In [20] , a control architecture, where actuator nodes are equipped with integrated control functions, was studied. This allows for a more integrated design approach of real-time fieldbus-based NCSs. It was shown in [20] how architecture and control co-design were used to achieve a successful control system implementation able to meet the control requirements.

In [21] , an Ethernet-based direct Sensor-to-Actuator (S2A) architecture was proposed building up on the integrated control approach in [20] . The proposed S2A architecture was compared to a traditional in-loop control architecture, with the same number of sensor and actuator nodes, using both unmodified Fast and Gigabit Ethernet. It was shown in [21] that the proposed S2A architecture experiences a lower total end-to-end delay compared to the corresponding in-loop control architecture.

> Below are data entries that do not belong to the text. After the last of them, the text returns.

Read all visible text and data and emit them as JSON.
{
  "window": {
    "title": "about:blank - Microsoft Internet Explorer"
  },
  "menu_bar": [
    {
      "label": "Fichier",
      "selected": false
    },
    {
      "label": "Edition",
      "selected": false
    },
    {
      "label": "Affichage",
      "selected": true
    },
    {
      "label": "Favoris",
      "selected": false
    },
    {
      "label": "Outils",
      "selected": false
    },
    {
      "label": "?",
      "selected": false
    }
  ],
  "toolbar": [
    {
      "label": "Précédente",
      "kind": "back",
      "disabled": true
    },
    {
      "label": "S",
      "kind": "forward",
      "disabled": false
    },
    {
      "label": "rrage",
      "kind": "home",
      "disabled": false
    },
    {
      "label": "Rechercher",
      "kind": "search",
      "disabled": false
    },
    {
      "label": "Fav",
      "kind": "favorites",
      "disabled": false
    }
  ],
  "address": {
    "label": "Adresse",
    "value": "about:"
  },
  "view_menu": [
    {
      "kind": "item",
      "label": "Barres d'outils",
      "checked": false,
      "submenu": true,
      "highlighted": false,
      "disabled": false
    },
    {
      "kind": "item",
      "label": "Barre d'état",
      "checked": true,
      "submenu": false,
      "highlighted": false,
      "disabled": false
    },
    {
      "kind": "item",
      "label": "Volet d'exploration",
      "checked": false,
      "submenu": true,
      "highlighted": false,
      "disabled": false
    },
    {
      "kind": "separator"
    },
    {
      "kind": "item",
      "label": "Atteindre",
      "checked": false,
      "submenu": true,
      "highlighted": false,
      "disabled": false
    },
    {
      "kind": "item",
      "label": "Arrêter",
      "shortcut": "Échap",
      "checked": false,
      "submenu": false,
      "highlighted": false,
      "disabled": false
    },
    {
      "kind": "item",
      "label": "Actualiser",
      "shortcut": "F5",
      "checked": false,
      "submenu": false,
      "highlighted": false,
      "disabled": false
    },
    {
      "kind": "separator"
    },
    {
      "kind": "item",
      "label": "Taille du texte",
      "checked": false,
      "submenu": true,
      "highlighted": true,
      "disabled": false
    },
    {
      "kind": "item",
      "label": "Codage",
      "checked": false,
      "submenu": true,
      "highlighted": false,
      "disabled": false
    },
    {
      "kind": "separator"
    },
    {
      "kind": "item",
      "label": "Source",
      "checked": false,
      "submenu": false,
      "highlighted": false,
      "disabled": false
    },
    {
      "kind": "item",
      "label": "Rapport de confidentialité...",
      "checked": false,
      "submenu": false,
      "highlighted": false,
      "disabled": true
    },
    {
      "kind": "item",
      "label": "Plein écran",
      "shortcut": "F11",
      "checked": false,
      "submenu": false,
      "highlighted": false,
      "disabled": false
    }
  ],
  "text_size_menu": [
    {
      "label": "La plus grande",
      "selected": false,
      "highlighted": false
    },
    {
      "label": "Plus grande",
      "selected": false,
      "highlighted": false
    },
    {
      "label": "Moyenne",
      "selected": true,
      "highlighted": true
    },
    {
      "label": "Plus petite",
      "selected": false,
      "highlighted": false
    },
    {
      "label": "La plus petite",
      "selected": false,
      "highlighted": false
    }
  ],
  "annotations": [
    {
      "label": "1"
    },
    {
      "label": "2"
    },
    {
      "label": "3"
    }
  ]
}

In [12] , a fault-tolerant implementation of [21] was proposed where two controllers are integrated via a multiplexer into each actuator node. All sensor information is transmitted to every actuator’s two controllers so that, in case of failure of one of the two controllers, the other can take over control of the actuator. The proposed fault-tolerant architecture was simulated in [12] using both Fast and Gigabit Ethernet and it was shown that the proposed architecture meets the required control deadline. However, using Gigabit Ethernet allowed for much lower control packet end-to-end delays due to the higher transmission rate.

In [13] , fault-tolerance at the sensor level was added to the fault-tolerant S2A architecture in [12] through Triple Modular Redundancy (TMR). It was shown through simulations that the proposed model succeeds in meeting the required control deadline using Gigabit Ethernet but not using Fast Ethernet due to the greatly increased control traffic as a result of TMR.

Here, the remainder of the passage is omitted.